Die Zerstörung von Bildwerken (und von Kunst überhaupt) galt in dem Moment als barbarisch und kulturnegierend, in dem die Bilder ihre politische Funktion einbüßten, nämlich mit dem Abstraktwerden der Herrschaft, mit dem die bildende Kunst ‘aus den herrschaftlichen Legitimationsdiensten ausschied’ (Warnke 1973: 9). Dieser mit dem Entstehen der Nationalstaaten verbundene Wechsel kann einerseits als wichtige Bedingung der Autonomie der modernen Kunst gelten, die sich erst jetzt vom Diktat der gegenständlichen Malerei zu lösen beginnt, andererseits wird in politischen Zusammenhängen nun aber auf neue Bildmedien zurückgegriffen, die den traditionellen Abbildbegriff fortführen oder vollenden und den Erfordernissen einer technisierten Informationsgesellschaft besser entsprechen: nämlich Fotografie und Film, mit denen das klassische Herrscherbildnis durch Werbekampagne und Imagepflege ersetzt wird." (3)

Horvath arbeitet mit Bildern aus diesen beiden Gebieten: Kunst und Massenmedien. Er übernimmt mediale Bilder und verwendet sie als Thema seiner Kunst, nicht selten mit Ironie, während bei der Bearbeitung von künstlerischen Bildern stets Fragen über ihren Sinn auftauchen. Aufgrund seiner Arbeit als Radiologe weiß Horvath, dass die Medien, obgleich sie den zweifellos positiven Versuch unternehmen, technisch-wissenschaftliche Perfektion in der „Objektivierung" der Realität zu erreichen, auch das Potential zur Täuschung, zur Suggestion und zur Verzerrung der Realität besitzen und auf diese Weise die Menschen manipulieren können.

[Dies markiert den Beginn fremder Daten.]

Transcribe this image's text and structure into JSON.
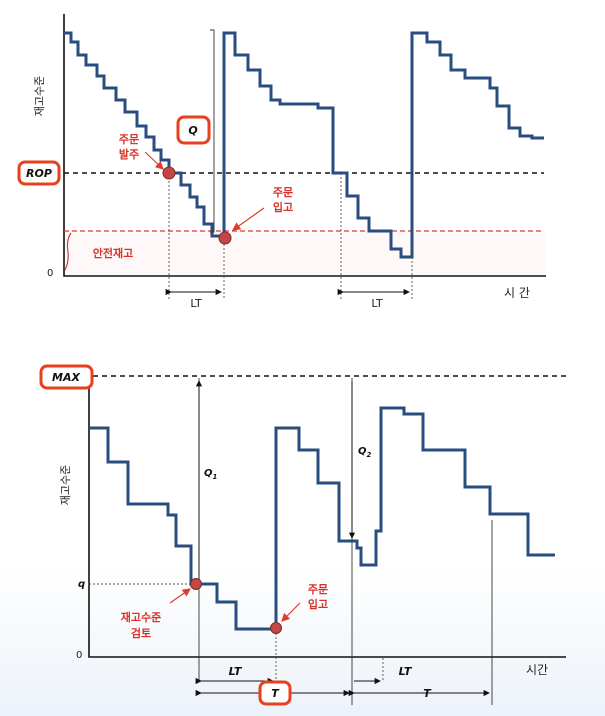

Horvath konfrontiert beide Systeme der Bildproduktion in dem ihm eigenen Stil. Während andere Künstler sich der Wiederholung und Standardisierung bedienen, um Serien identer Bilder zu produzieren – im Versuch, die Kunst zu demokratisieren, ihr die Aura der Exklusivität zu nehmen und eine Art öffentlichen Charakter zu verleihen (z. B. Warhol, mit seinen Monroe- und Mao-Serien), geht Horvath den umgekehrten Weg: Er verwendet ein von den Medien millionenfach reproduziertes Bild und reichert es mit ästhetischen, politischen und sozialen Werten an, die nur durch die Individualisierung des Bildes in der künstlerischen Arbeit zur Geltung kommen. Das einfach zu erkennende mediale Bild wird auf eine Weise reproduziert, dass der Betrachter zur kritischen Reflexion und zum Einsatz des rationalen Verstandes angeregt wird. Horvath weist damit die serienmäßige Reproduktion und Zementierung des individuellen Bildes zurück (s. seine Marilyns und Maos).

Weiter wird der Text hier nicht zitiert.